Billi stood, frozen. The noise, the terror and the chaos of the battle was overwhelming. She didn’t know what to do. Should she help her dad, or protect Gareth? Or aid Bors? Each moment could be their last, could be her last, and panic and uncertainty gripped her.

Watchers scuttled like insects along the black steel beams and columns. There were dozens of them. The lightning erupted again, and silhouetted against the raging white was a lone figure, poised on the highest point of the skeletal frame of the tower.

Michael.

She knew. It was down to her. It had always been. She was a Templar, and in the end it was as simple as that. And if this was to be the Knights Templar’s last hour, so it would be hers too. She knew it and, finally, was not afraid.

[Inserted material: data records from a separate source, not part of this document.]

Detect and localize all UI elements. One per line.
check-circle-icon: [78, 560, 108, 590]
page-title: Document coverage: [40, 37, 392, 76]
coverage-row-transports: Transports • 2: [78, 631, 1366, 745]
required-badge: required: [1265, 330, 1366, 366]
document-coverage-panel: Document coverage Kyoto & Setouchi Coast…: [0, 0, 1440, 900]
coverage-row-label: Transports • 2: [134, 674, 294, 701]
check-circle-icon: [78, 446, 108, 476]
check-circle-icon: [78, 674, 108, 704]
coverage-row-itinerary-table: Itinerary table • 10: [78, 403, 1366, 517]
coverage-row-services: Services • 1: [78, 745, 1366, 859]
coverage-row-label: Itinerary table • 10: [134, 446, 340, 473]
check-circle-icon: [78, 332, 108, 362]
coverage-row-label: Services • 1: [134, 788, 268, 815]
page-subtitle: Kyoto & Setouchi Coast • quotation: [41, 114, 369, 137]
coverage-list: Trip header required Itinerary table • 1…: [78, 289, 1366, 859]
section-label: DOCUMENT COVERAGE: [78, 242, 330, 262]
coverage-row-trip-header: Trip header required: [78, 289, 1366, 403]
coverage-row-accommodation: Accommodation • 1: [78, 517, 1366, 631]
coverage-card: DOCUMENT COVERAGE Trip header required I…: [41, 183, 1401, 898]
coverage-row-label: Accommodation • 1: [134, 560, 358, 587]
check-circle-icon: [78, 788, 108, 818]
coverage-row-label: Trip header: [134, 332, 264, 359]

You shall keep the company of martyrs.

Had this moment always been planned? Kay’s prophecy? A freak meeting on the train? Destiny?

No, simpler than that.

Billi raised her sword high and it blazed in the storm light. Supernatural energies coursed through her from the weapon as it trapped the sparks of lightning and blazed. The others turned towards the blinding light as Billi cried:

‘Deus vult!’

She ran now, straight for the goods lift. The other Templars saw her, and understood. They broke their way out of the attacking Watchers, converging on her. The dark angels sensed it too. They screamed and howled, leapt from steel girder to girder, but she was there. She threw herself into the steel cage as Arthur reached her. Their eyes met. Streaked with blood, he smiled. She stood up, steady despite the way the fragile steel cage trembled in the tempest. He didn’t speak – there was nothing to say – he merely nodded. Then Arthur stepped back and slammed the gate shut.

Billi twisted the red handle and the lift rattled and sprang upwards. She gazed down into the swirling muddy battlefield as the Templars formed a circle at the bottom of her lift scaffold. Around them, merging into the darkness, gathered dozens of Michael’s followers. Billi stared down until they were lost in the rain.